Museums are ready-made schools waiting to be used

Lessons from the museum Sreelatha Menon Business Standard New Delhi March 25, 2008
A unique experiment of teaching that started in three museums in Bhopal will now be replicated in three other metros.

The four walls of a museum can be a substitute for a school. Pradeep Ghosh thought so, four years ago wracking his brain for a solution to bring light into the lives of thousands of children who have no access to schools in Bhopal. Ghosh, a former IT professional decided to leave the business world ten years ago to take the plunge in the development sector. It began as a job with Plan International. He then decided that he could work for human development himself. Thus was born the Organisation for Awareness of Integrated Social Security (OASIS), in Bhopal.

Bhopal’s museum school was born three years ago with the intention of removing the disparity in the quality of education in urban areas and teaching the school runaways. The model is already expanding. Next month, Delhi will have its first museum school and that would be followed by Chennai and Bangalore. Ghosh was dreaming of a model education method which had the best elements of the teaching system followed by Shanti Niketan in Bengal, Aurobindo Ashram in Pondicherry and the Japanese system of education. Ghosh decided to take them all and combined them with the information offered by museums in Bhopal.

Ghosh explains how his 120 students learnt their first lessons at the National Museum for Mankind, the only museum of its kind in the country. An entire hill has been shaped into actual habitats of various tribal communities of the country. There are three actual houses on tree tops depicting the houses of a tribe of the North East, and the children can learn about culture and habitat from this museum, he says. The 20 teachers mostly volunteers from various colleges and BeD students are trained by Ghosh and the museum staff and are exposed to training sessions on child psychology from time to time. The only people Ghosh has to pay are the literacy workers from the slums which send the children.

In the first few years, the accent is on literacy skills, followed by letting the children respond to the senses and learn what they see and hear. The museum helps in this. It is a textbook which children can respond to easily. Oasis picks up its 120 odd children from various slums in Bhopal after 1 pm and brings them to the three museums where they have permission to work. The children are split in groups, and while some may have material inside the museum, others sit in groups outside and learn.
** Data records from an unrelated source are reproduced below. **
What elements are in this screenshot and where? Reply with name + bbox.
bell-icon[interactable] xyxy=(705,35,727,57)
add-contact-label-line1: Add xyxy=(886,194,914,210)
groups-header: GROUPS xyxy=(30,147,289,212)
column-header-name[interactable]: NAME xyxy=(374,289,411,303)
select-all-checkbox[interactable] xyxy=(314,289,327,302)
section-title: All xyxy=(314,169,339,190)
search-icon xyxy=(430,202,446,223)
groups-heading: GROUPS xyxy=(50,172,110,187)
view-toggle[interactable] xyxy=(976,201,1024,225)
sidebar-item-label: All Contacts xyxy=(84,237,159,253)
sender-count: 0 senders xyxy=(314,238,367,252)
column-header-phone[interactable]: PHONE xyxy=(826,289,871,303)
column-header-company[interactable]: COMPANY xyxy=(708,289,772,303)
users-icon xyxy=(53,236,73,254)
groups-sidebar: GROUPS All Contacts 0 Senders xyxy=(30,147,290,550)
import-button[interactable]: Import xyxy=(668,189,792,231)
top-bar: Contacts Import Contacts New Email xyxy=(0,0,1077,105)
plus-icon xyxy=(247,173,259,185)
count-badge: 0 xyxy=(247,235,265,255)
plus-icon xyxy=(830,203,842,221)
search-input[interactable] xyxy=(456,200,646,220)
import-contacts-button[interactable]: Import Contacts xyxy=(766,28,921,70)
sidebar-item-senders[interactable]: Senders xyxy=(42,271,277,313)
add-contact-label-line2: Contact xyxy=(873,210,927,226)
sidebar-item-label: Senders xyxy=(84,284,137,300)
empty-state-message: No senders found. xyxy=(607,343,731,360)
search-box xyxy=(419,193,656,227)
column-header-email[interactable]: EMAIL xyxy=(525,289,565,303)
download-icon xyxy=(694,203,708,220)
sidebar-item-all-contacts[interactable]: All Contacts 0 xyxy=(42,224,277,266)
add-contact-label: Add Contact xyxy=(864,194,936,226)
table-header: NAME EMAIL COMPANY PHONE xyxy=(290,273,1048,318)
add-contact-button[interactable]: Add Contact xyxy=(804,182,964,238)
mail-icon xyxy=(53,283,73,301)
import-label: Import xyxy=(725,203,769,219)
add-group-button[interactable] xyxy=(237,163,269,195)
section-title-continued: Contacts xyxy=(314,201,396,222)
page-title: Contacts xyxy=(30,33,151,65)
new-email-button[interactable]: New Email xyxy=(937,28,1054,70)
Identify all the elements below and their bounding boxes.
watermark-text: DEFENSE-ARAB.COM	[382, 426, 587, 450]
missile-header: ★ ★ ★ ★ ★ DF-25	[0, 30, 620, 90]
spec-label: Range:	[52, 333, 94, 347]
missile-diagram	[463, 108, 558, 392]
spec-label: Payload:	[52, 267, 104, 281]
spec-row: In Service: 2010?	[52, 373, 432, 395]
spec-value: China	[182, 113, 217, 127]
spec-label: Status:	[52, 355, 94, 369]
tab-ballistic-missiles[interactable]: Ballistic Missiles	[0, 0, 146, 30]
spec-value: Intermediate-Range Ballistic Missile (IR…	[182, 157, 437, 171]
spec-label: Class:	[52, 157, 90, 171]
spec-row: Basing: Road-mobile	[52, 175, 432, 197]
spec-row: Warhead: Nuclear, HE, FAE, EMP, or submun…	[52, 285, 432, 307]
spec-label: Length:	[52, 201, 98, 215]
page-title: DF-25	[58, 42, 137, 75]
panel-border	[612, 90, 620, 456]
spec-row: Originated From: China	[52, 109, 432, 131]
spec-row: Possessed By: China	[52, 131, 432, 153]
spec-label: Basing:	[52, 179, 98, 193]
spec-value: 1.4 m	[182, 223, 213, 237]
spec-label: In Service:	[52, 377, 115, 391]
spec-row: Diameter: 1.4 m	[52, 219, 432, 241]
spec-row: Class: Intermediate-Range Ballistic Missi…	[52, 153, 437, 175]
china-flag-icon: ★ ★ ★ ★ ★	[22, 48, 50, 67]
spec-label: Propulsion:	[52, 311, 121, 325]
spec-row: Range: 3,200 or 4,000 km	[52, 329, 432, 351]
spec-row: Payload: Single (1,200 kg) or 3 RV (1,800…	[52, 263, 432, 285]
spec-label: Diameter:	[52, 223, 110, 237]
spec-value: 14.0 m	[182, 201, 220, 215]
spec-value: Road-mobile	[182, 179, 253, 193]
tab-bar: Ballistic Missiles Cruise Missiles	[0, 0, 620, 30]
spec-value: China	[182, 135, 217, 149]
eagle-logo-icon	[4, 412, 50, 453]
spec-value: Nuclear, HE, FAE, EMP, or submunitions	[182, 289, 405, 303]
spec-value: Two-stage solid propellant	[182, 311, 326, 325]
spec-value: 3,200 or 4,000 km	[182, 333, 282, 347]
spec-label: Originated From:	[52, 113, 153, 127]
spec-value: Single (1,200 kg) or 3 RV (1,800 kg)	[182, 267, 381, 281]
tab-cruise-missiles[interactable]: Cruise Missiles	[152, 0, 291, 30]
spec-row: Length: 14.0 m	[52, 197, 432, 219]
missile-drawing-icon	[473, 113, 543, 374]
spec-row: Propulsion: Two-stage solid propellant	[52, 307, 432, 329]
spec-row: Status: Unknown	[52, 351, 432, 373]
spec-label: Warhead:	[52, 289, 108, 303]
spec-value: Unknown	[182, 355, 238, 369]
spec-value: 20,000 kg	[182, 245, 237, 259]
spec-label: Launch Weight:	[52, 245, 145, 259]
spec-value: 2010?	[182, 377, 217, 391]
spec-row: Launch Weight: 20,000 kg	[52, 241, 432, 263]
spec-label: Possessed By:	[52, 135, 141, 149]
The buses go and drop back the children in their homes.

Ghosh says that the children are also being trained in wood and clay modelling and as they grow older, they are taught business management and entrepreneurial skills. The children are registered in the National Open School where they are free to take examinations whenever they are ready for it, says Ghosh. The children, many of them rag pickers, continue to ply their trades, some have started going to regular schools, but all of them are attending this unique museum school. Encouraged, Ghosh wants to extend the timing to 5 pm. Apart from the children, Ghosh’s museum school has admirers in museums themselves. The Museum School in Bhopal started in 2005 in collaboration with 3 Museums: The Regional Science Centre, National Museum of Mankind and the Regional Museum of Natural History.

OASIS has received encouragement and acceptance from 5 museums in Delhi: National Science Centre, National Museum of Natural History, National Crafts Museum, National Rail Museum and Shankar’s International Doll Museum. Ghosh calls museums ready-made schools waiting to be used. His idea has found ready takers in NGOs and social entrepreneurs in Delhi Chennai and Bangalore. In Delhi children living in Savda Ghevra slums relocation colony in Rohini will benefit from the museum school that opens there. About 20,000 families shifted from Jamuna Pushta to live there. “We expect 100 students in the first batch,” says Ghosh, an Ashoka social entrepreneur.